I mirror here my question at StackOverflow: How to increase stack size for Julia in Windows? - Stack Overflow
I wrote a recursive function (basically a flood fill), it works fine on smaller datasets, but for slightly larger input it throws StackOverflowError .
How to increase the stack size for Julia under Windows 10? Ideally the solution should be applicable to JupyterLab.
It’s a singe use program, no point in optimizing/rewriting it, I just need to peak at the result and forget about the code.
As a test case, I provide the following MWE. This is just a simple algorithm that recursively visits each cell of n by n array:
n = 120
visited = fill(false, (n,n))
function visit_single_neighbour(i,j,Δi,Δj)
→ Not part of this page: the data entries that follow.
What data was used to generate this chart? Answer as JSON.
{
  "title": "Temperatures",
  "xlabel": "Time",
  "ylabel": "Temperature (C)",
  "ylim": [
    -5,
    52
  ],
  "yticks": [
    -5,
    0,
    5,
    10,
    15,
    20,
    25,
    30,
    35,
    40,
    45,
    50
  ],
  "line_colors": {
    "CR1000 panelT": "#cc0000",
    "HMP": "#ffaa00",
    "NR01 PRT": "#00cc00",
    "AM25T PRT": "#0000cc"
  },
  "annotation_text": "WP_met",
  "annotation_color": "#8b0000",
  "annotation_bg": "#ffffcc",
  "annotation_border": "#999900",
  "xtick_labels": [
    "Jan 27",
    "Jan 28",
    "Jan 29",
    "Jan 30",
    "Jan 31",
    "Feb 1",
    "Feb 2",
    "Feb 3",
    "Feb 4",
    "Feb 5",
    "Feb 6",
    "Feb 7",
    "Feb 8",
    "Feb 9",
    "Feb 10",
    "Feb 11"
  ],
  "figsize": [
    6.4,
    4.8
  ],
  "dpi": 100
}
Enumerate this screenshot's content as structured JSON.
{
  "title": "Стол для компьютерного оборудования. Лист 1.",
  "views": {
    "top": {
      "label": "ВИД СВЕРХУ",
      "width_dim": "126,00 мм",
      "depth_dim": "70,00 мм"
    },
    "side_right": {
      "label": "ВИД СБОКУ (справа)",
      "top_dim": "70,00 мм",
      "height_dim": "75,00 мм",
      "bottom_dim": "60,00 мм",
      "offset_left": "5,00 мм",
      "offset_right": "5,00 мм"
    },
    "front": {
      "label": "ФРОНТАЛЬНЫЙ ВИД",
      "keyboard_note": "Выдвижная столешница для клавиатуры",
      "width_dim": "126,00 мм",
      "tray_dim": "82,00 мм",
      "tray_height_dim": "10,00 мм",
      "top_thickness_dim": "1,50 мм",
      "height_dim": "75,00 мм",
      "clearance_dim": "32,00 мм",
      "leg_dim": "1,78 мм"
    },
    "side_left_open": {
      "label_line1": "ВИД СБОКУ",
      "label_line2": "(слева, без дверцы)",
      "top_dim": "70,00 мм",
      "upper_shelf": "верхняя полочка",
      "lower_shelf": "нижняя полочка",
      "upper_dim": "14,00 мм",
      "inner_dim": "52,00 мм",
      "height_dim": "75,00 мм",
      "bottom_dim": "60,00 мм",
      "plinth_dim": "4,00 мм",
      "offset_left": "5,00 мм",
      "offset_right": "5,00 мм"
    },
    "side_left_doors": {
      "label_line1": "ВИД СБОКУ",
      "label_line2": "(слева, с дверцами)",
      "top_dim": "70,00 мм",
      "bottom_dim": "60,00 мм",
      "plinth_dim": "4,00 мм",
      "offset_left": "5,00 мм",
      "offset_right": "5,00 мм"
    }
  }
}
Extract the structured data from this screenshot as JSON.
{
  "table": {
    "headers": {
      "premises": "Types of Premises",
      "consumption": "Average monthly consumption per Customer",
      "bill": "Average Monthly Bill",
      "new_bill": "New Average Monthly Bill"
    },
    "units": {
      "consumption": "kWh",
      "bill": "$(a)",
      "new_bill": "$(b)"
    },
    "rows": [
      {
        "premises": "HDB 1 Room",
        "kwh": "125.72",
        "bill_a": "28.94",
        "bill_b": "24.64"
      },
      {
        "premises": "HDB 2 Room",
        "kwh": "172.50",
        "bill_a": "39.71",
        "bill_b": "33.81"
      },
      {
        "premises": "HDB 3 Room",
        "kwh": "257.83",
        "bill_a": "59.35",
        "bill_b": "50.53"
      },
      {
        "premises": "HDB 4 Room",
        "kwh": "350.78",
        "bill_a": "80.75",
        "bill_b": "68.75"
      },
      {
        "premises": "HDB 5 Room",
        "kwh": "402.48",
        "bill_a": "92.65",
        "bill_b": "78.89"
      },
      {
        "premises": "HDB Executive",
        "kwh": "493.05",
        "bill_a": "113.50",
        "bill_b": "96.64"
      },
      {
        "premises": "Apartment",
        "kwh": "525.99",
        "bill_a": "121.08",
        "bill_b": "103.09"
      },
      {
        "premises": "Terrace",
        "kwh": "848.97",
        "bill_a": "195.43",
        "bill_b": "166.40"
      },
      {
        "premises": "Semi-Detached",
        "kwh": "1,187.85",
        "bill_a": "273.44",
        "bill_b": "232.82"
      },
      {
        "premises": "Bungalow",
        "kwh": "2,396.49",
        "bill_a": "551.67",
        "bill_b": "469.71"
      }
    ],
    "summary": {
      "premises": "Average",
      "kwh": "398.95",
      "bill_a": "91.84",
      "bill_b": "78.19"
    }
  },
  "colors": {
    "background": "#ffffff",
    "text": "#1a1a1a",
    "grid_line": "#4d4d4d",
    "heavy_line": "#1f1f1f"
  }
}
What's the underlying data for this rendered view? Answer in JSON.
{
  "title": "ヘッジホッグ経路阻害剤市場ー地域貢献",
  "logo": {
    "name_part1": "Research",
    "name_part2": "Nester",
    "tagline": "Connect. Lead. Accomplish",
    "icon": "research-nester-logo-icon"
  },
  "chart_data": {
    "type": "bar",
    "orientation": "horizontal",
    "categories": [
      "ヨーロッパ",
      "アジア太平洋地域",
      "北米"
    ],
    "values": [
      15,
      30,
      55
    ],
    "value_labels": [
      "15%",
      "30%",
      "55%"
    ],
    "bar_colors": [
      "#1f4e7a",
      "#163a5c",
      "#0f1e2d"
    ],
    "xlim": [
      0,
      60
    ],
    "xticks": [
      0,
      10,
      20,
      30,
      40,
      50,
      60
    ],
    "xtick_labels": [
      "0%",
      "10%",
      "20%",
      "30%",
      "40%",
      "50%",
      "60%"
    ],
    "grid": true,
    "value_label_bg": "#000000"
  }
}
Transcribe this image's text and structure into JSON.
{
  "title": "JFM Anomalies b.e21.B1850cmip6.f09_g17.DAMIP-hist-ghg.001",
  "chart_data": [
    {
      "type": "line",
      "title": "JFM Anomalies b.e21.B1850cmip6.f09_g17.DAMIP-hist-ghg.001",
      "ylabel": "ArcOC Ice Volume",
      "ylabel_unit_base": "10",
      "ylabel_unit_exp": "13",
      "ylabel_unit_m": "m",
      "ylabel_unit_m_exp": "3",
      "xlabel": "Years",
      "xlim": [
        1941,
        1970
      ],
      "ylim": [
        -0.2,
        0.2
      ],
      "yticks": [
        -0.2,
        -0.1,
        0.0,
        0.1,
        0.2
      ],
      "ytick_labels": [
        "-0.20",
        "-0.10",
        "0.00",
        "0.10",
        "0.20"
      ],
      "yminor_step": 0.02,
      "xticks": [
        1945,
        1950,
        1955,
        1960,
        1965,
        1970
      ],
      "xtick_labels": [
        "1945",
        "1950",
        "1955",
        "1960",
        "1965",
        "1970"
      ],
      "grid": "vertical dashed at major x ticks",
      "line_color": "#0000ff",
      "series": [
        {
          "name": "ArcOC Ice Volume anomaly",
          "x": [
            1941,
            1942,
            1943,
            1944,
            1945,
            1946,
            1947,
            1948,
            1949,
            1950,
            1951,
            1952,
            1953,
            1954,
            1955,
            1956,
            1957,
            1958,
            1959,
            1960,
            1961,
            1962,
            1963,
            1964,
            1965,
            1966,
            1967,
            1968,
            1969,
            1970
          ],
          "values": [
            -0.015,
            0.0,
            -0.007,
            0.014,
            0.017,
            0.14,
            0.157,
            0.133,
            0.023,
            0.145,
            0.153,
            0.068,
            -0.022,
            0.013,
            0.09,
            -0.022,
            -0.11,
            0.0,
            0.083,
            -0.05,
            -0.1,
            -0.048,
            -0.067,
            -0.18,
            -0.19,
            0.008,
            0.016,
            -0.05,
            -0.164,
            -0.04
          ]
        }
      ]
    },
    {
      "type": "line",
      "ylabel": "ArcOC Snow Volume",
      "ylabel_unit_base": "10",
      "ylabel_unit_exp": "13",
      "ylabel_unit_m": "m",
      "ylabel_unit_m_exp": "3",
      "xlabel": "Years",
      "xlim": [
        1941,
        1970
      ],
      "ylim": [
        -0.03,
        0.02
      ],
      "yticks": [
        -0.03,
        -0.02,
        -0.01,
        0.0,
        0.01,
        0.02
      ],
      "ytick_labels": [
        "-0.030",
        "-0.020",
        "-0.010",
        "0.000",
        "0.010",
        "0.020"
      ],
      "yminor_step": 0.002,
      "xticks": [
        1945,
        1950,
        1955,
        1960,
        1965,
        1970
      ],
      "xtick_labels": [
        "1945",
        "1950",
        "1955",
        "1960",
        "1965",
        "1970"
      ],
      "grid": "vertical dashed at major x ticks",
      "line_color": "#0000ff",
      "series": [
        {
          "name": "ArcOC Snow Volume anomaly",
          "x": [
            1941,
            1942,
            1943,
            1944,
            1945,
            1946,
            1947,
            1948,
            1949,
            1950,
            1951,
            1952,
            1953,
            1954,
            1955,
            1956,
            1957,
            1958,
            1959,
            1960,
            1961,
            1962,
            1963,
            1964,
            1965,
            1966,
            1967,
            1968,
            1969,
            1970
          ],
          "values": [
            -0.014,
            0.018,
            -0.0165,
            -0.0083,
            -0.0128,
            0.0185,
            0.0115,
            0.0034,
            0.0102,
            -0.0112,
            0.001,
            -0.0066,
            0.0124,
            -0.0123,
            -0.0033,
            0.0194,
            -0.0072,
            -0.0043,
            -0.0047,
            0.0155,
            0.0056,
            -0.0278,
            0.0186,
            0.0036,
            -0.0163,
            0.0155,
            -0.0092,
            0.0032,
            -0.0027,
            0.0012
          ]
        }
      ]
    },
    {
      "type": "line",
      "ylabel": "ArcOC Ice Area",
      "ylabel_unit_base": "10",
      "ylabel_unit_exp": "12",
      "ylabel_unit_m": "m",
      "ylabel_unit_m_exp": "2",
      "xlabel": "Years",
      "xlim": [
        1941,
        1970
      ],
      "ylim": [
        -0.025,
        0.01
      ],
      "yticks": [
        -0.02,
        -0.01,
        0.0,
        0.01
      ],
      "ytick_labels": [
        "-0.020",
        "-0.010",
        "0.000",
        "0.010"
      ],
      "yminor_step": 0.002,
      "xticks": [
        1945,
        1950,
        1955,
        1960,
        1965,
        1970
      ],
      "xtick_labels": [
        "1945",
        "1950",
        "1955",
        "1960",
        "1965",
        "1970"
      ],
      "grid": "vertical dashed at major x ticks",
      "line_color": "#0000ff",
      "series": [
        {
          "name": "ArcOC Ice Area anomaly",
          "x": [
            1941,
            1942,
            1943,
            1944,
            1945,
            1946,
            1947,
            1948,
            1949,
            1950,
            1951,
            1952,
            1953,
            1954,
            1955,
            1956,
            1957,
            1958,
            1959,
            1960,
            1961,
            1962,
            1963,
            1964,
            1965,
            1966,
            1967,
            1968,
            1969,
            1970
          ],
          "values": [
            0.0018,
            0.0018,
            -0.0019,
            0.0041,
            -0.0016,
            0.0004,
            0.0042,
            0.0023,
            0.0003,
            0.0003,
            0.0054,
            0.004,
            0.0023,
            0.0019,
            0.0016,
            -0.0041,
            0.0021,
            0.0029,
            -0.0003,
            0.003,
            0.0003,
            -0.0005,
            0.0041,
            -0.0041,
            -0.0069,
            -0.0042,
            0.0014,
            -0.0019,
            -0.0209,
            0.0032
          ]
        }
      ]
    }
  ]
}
if 1 ≤ i + Δi ≤ n && 1 ≤ j + Δj ≤ n
if !visited[i+Δi, j+Δj]
visited[i+Δi, j+Δj] = true
visit_four_neighbours(i+Δi, j+Δj)
end
end
end
function visit_four_neighbours(i,j)
visit_single_neighbour(i,j,1,0)
visit_single_neighbour(i,j,0,1)
visit_single_neighbour(i,j,-1,0)
visit_single_neighbour(i,j,0,-1)
end
@time visit_four_neighbours(1,1)
For n = 120 the output is 0.003341 seconds , but for n = 121 it throws StackOverflowError .
On a Linux machine with ulimit -s unlimited the code runs no problem for n = 2000 and takes about 2.4 seconds.